Out of curiosity, if I set --block-size=1TB would that effectively disable block level deduplication? (Obviously, exactly matching files would still be deduplicated.)

Just to be clear, as with the version 1 to version 2 shift the backup data created by older versions should still be usable, but that doesn’t necessarily mean the backup jobs themselves will be usable - right?

(Not that there’s any plan that I’m aware of to change backup job formats again.)

1 Like

Awesome! Yes, volume.

Any idea on when you guys will release the next ‘stable’ version? Just trying to refrain from the temptation of using the canary.

Thanks!

Yes. And you would get really big volumes …

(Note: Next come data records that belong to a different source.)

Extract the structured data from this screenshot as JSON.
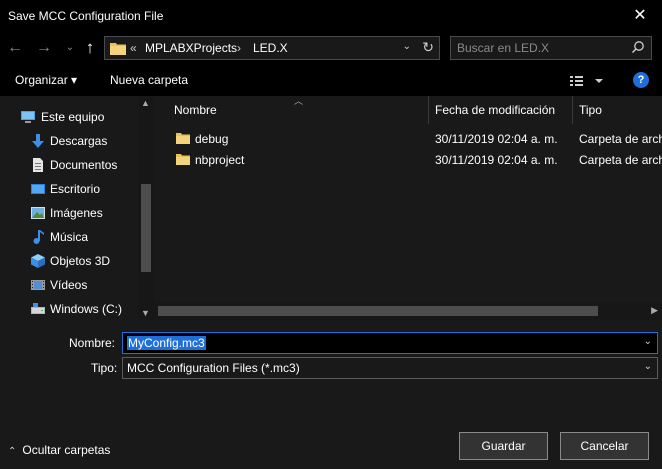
{
  "window": {
    "title": "Save MCC Configuration File",
    "close_glyph": "✕"
  },
  "nav": {
    "back_glyph": "←",
    "forward_glyph": "→",
    "recent_glyph": "⌄",
    "up_glyph": "↑",
    "address": {
      "overflow": "«",
      "crumbs": [
        "MPLABXProjects",
        "LED.X"
      ],
      "separator": "›",
      "dropdown_glyph": "⌄",
      "refresh_glyph": "↻"
    },
    "search": {
      "placeholder": "Buscar en LED.X",
      "icon": "search-icon"
    }
  },
  "toolbar": {
    "organize": "Organizar ▾",
    "new_folder": "Nueva carpeta",
    "help_glyph": "?"
  },
  "sidebar": {
    "items": [
      {
        "label": "Este equipo",
        "icon": "computer-icon"
      },
      {
        "label": "Descargas",
        "icon": "download-icon"
      },
      {
        "label": "Documentos",
        "icon": "document-icon"
      },
      {
        "label": "Escritorio",
        "icon": "desktop-icon"
      },
      {
        "label": "Imágenes",
        "icon": "pictures-icon"
      },
      {
        "label": "Música",
        "icon": "music-icon"
      },
      {
        "label": "Objetos 3D",
        "icon": "cube-icon"
      },
      {
        "label": "Vídeos",
        "icon": "video-icon"
      },
      {
        "label": "Windows (C:)",
        "icon": "drive-icon"
      }
    ]
  },
  "files": {
    "columns": {
      "name": "Nombre",
      "date": "Fecha de modificación",
      "type": "Tipo"
    },
    "rows": [
      {
        "name": "debug",
        "date": "30/11/2019 02:04 a. m.",
        "type": "Carpeta de archivos"
      },
      {
        "name": "nbproject",
        "date": "30/11/2019 02:04 a. m.",
        "type": "Carpeta de archivos"
      }
    ]
  },
  "form": {
    "name_label": "Nombre:",
    "name_value": "MyConfig.mc3",
    "type_label": "Tipo:",
    "type_value": "MCC Configuration Files (*.mc3)",
    "dropdown_glyph": "⌄"
  },
  "footer": {
    "hide_folders": "Ocultar carpetas",
    "hide_glyph": "⌃",
    "save": "Guardar",
    "cancel": "Cancelar"
  },
  "colors": {
    "accent": "#1e6fd9",
    "folder": "#e8c15a",
    "background": "#000000",
    "panel": "#191919"
  }
}
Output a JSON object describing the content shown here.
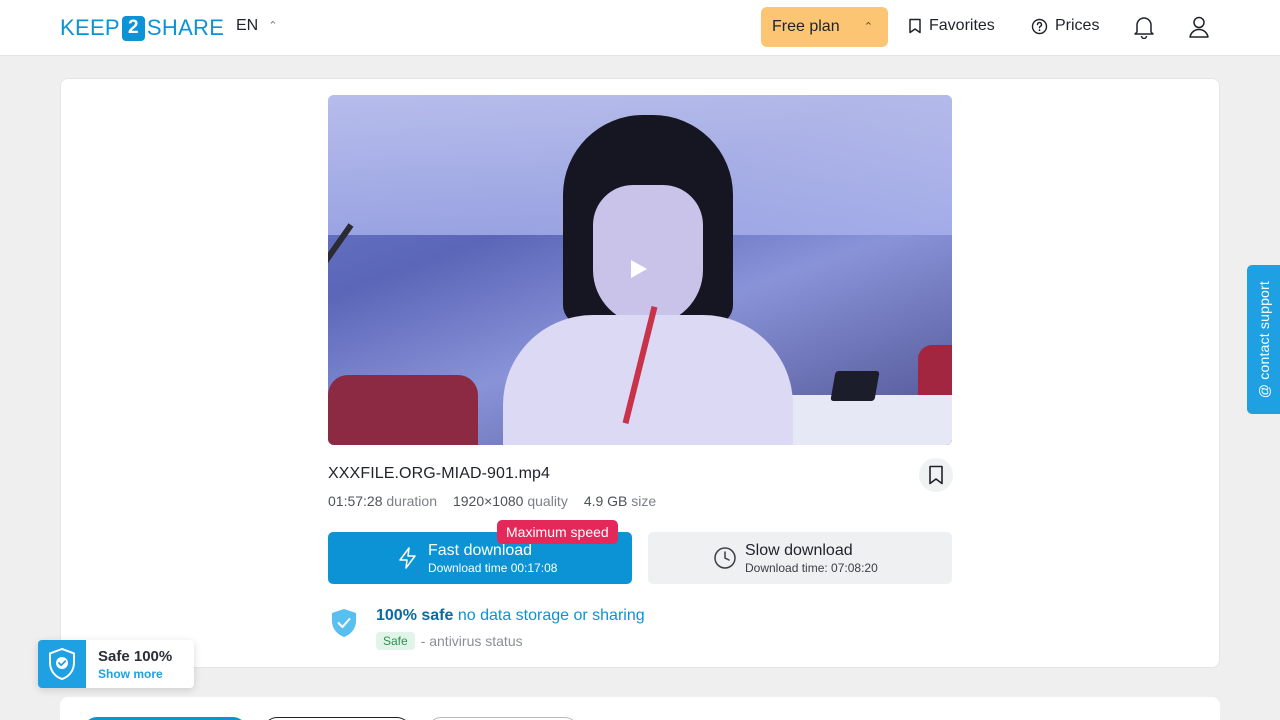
{
  "header": {
    "logo_left": "KEEP",
    "logo_mid": "2",
    "logo_right": "SHARE",
    "language": "EN",
    "plan_label": "Free plan",
    "favorites_label": "Favorites",
    "prices_label": "Prices",
    "icons": [
      "chevron-up-icon",
      "bookmark-icon",
      "question-circle-icon",
      "bell-icon",
      "user-icon"
    ]
  },
  "file": {
    "name": "XXXFILE.ORG-MIAD-901.mp4",
    "duration": "01:57:28",
    "duration_label": "duration",
    "quality": "1920×1080",
    "quality_label": "quality",
    "size": "4.9 GB",
    "size_label": "size"
  },
  "downloads": {
    "fast_title": "Fast download",
    "fast_time": "Download time 00:17:08",
    "speed_badge": "Maximum speed",
    "slow_title": "Slow download",
    "slow_time": "Download time: 07:08:20"
  },
  "safety": {
    "strong": "100% safe",
    "rest": "no data storage or sharing",
    "pill": "Safe",
    "status": "- antivirus status"
  },
  "support": {
    "label": "@ contact support"
  },
  "safe_widget": {
    "title": "Safe 100%",
    "link": "Show more"
  },
  "colors": {
    "brand": "#0b93d6",
    "plan": "#fbc574",
    "badge": "#e42859",
    "support": "#1ea0e3"
  }
}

The switch from 1.3.x to 2.0 was a big one. If we ever decide to make such a big change again (not likely) the two could be incompatible. But otherwise I intend to make sure the data always works with newer versions.

There is a bunch of upgrade logic in the code already, so it currently supports automatic upgrading from the very first 2.0 build to the current version.

As soon as possible :slight_smile:

We made this list, but I have not been able to fix any issues for the last few weeks: 2.0 stable Milestone · GitHub

1 Like

I’m sorry, but I think I’m missing something on estimating database sizes. Following your tip, for example 1GB of data, it would be (1,024/0,1) * 0,04 = 409 KB (for each 1GB of data). But I tested a backup job of 10GB and the local database ended up with 45MB (or 4,5MB for each 1GB).

Should I just expect it to be like that for every backup? 4,5MB for each 1GB, using defaults 100kb blocks and 50MB dblock.

for what it’s worth, there’s no way i’d go with dblocks this small for so large a backup set - i’d look into going with dblocks between 200mb and 2GB (depending on your download bandwidth considerations, if any).

Are you referring to backup set as large as 6TB~18TB from OP mentioned? Or example of 1GB I wrote?

I have a 50/5 Mbps broadband connection, so I usually have upload with maximum 500~600KB/s.

In case of local backups, we really should upper these values, right? Maybe 1MB blocks?!

I suspect it’s mostly the “Then you also need to store all paths, which is done inefficiently…” part of that post that’s causing your database to be bigger than you expected.

Well, that and the fact that job specific logs are ALSO stored in that database. You can use the --log-retention setting to configure that on a per-job case, if you’d like:

--log-retention (default 30 days)
Set the time after which log data will be purged from the database.

Sorry, i was thinking of the OP. 1GB would be fine with default size IMHO.